17. Dezember 2017 | 14:58 Uhr

Pilzberater : Vorsicht vor Doppelgängern 

vom
Aus der Redaktion der Zeitung für die Landeshauptstadt

Pilz-Experte Armin Busse bietet Sammlern seinen Rat an – und gibt sein Wissen gern auch an Kinder weiter

von
erstellt am 09.Jul.2015 | 23:37 Uhr

„Noch herrscht Funkstille im Wald. Es fehlt ausreichend Feuchtigkeit“, sagt Armin Busse. Unter Bäumen wächst, wonach der 74-Jährige in der Natur sucht: Pilze. Rund 400 Arten kann der Neu-Schweriner nach eigenen Angaben aus dem Kopf auseinander halten. Sein Wissen gibt Busse seit 50 Jahren als Pilzsachverständiger weiter. Auch in der Landeshauptstadt bietet er nun seine Dienste an, berät Pilzsammler in seiner Wohnung im Mueßer Holz, lädt aber auch zu geführten Wanderungen und Vorträgen ein.

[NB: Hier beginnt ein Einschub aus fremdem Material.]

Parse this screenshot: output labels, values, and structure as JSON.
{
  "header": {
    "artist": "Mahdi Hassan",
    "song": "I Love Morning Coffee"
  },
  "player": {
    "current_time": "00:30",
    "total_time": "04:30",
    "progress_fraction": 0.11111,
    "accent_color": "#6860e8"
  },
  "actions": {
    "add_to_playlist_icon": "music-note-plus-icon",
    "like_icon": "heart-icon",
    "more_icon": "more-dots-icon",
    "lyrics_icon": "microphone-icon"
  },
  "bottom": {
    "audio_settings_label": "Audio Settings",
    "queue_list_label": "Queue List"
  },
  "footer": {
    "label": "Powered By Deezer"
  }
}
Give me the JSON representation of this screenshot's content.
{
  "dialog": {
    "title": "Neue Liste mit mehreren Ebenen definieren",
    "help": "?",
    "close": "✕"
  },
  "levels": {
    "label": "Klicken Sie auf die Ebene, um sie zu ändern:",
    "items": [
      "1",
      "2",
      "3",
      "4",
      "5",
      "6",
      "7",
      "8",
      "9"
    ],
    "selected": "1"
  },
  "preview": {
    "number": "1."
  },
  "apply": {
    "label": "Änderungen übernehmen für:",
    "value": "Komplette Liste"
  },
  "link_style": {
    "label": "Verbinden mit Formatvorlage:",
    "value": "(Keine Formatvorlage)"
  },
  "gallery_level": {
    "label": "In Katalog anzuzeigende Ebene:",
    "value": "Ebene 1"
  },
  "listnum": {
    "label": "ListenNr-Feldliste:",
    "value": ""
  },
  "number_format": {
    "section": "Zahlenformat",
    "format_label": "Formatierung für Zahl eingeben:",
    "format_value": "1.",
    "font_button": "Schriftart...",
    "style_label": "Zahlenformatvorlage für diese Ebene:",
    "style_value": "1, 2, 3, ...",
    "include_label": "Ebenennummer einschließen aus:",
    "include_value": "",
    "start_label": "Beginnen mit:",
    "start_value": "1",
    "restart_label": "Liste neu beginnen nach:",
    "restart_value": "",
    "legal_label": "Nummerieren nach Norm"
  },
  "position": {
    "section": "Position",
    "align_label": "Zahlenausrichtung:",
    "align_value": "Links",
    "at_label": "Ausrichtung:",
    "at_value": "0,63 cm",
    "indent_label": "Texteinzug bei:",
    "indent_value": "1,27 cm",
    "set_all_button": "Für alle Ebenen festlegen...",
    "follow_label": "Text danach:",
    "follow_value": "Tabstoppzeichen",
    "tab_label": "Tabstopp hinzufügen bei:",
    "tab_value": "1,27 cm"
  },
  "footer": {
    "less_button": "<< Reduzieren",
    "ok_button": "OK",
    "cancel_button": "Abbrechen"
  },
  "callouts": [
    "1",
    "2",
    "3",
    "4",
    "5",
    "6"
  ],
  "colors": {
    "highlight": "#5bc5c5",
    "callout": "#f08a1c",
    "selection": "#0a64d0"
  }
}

Die Frau eines Lehrers habe ihn schon als Schüler für die Pilze begeistert, erzählt Busse. „Die Vielfalt der Farben und Formen der Pilze fasziniert mich.“ Wer einmal vom Pilzfieber infiziert sei, der komme nicht mehr davon los, so gebürtige Stendaler, der einen großen Teil seines Lebens in der Lausitz verbracht hat. Armin Busse weiß um seine Verantwortung als Pilzberater, so bewahrte er zum Beispiel vor vielen Jahren eine Familie auf dem Zeltplatz in Spremberg vor dem Genuss der giftigen Pantherpilze, die den – im gut durchgegarten Zustand – essbaren Perlpilzen zum Verwechseln ähnlich sehen. „Die Familie hatte die gefährlichen Pilze fürs Essen schon klein geschnippelt“, berichtet Busse.

„Aussehen, Standort, Geruch – man muss einen Pilz sehr genau untersuchen, um Verwechslungen zu vermeiden“, betont der Experte, der sich selbst durch Weiterbildungen auf dem Laufenden hält. So gäbe es allein mehrere Dutzend verschiedene Champignon-Arten, und auch bei den Täublingen fänden sich unterschiedliche Abstufungen. Busses Lieblingspilz: die Stinkmorchel, die ein durchaus auffälliges Aroma verbreitet.

Pilzsammler sollten stets auf der Hut vor giftigen Doppelgängern sein und insbesondere Laien die gefundenen Pilze nie im rohen Zustand verzehren, rät der Fachmann. Eine Vereinbarung mit dem Fachdienst Gesundheit des Landkreises Ludwigslust-Parchim weist Busse als einen von drei ehrenamtlichen Pilzberatern in Schwerin aus. Kindern seine Kenntnisse über Pilze weitergeben, liegt dem 74-Jährigen besonders am Herzen. Deshalb hat er auch eine Pilzfibel für die Jüngsten geschrieben. Zwei Euro kostet die kleine Broschüre, die bei dem Pilzberater in seiner Wohnung in der Komarowstraße 37 erworben werden kann. „20 Cent gehen als Spende an die onkologische Abteilung der Helios-Kliniken“, erklärt Busse. „Wenn man etwa Gutes tut, dann kommt es im Leben doppelt und dreifach zurück.“

Wer Armin Busses Rat sucht, erreicht ihn unter der Telefonnummer 0385-34335886 und per E-Mail unter ursi-armin-see@outlook. de.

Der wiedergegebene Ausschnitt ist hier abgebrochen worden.